The longest Domos said he has ridden at one time was 10 or 11 hours, although that wasn’t exactly nonstop — he had to pull over to fill up on water and to relieve himself. For his test run, however, he’ll have a support team keeping him hydrated and nourished and a catheter installed to allow him to keep moving.

In recent weeks, Domos began training with a new handcycle made of aluminum with carbon fiber rims that’s 10 pounds lighter than the one he had been using. It also lies flatter so there’s less wind-resistance. He has dubbed the new cycle “Beast.”

“I certainly gave the new bike the proper name,” he said in a text message earlier this month after a day of training. “It really IS a beast.”

More confident than ever that he could break the record in Pittsburgh — even if it’s unofficial — he will have some extra motivation on Saturday because he’s raising money for charity.

He’ll be riding for the San Diego-based Challenge Athletes Foundation, which got him his first handcycle, and Pittsburgh SteelWheelers, which has previously paid his way into the Pittsburgh Marathon.
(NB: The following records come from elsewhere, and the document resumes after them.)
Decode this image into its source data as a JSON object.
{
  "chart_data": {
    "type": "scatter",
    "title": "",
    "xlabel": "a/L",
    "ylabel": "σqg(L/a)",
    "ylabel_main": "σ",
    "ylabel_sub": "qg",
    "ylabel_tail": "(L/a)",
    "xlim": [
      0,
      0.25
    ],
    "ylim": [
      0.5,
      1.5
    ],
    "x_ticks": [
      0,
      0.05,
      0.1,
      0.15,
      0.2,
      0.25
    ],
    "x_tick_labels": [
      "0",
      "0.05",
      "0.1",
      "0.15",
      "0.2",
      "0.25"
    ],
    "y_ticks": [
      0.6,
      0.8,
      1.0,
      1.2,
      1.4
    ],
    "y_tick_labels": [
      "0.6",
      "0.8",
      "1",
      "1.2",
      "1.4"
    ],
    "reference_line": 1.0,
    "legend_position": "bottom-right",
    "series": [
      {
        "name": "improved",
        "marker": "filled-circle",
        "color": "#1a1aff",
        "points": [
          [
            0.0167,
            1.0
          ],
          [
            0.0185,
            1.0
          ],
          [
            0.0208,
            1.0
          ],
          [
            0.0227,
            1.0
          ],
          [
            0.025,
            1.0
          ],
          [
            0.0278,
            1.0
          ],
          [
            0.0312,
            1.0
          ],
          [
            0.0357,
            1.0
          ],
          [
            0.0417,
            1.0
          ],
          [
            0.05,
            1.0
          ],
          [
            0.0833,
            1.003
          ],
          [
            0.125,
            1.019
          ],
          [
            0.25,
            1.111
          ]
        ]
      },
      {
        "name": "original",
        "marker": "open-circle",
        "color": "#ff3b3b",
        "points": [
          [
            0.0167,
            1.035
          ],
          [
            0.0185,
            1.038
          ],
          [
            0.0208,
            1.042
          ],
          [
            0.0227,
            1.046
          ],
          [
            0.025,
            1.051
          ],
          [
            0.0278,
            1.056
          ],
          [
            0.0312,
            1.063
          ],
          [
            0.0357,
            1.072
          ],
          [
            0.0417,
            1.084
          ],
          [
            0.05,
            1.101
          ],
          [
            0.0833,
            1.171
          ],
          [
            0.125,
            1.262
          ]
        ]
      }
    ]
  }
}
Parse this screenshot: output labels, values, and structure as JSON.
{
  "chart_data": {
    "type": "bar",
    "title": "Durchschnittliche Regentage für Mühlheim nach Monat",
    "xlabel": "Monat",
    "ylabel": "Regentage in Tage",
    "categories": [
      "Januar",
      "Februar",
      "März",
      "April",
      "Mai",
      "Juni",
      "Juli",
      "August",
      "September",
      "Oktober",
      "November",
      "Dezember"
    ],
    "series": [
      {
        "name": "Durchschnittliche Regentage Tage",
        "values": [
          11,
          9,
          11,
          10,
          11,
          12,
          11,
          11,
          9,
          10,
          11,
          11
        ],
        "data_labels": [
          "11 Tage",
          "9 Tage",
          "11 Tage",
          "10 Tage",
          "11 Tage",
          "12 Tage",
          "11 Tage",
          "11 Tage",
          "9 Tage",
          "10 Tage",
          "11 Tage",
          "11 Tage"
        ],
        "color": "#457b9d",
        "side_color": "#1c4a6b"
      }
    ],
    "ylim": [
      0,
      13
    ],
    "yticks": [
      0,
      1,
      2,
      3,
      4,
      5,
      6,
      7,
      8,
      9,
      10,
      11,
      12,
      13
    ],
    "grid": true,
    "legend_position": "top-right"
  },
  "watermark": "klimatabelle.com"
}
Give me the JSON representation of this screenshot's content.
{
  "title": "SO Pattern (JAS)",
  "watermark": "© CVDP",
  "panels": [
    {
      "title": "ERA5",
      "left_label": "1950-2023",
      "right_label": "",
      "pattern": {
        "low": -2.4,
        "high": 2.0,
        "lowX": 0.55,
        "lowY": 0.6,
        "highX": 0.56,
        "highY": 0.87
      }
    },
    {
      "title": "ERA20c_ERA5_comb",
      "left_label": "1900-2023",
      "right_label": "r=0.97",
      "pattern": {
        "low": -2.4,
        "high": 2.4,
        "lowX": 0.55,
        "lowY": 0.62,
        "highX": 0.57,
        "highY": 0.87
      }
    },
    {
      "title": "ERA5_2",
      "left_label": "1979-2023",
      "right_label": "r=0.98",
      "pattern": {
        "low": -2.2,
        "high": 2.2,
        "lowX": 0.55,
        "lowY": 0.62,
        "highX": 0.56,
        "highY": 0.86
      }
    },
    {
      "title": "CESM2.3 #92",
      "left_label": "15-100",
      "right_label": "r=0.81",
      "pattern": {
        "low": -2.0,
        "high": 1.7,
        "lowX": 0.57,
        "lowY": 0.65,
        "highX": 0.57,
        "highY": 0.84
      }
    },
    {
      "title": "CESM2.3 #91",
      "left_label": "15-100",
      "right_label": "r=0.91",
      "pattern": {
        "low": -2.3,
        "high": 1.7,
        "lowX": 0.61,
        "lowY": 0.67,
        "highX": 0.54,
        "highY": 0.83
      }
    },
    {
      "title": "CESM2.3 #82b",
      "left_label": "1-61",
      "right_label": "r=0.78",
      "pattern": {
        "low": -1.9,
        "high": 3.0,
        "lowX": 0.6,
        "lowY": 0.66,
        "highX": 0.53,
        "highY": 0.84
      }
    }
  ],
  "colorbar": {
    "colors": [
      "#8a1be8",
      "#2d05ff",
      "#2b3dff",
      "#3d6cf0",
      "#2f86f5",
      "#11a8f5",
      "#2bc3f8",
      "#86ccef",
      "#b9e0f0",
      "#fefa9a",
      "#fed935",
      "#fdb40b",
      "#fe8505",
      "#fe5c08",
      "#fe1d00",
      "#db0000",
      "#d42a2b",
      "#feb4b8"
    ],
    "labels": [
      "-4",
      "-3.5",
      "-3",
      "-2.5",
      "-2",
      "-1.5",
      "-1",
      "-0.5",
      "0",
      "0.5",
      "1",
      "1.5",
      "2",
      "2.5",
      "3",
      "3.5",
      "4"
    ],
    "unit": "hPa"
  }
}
He’s asking for a donation of 10 cents per mile, or through the purchase of a customized T-shirt or hoodie. Information can be found at https://?www.booster.com/?attilas-broken-handcycle, or on his website, attiladomos.com.

Motivation won’t be in question for Domos on Saturday. The only question is whether he’ll actually be able to break the record, whether it’s unofficially in Pittsburgh or for real in Florida.

“I don’t know anyone with a better attitude than Attila,” said Alan Orlansky, a member of Domos’ support team. “Based on his feeling, he feels he can do it, and I believe him.”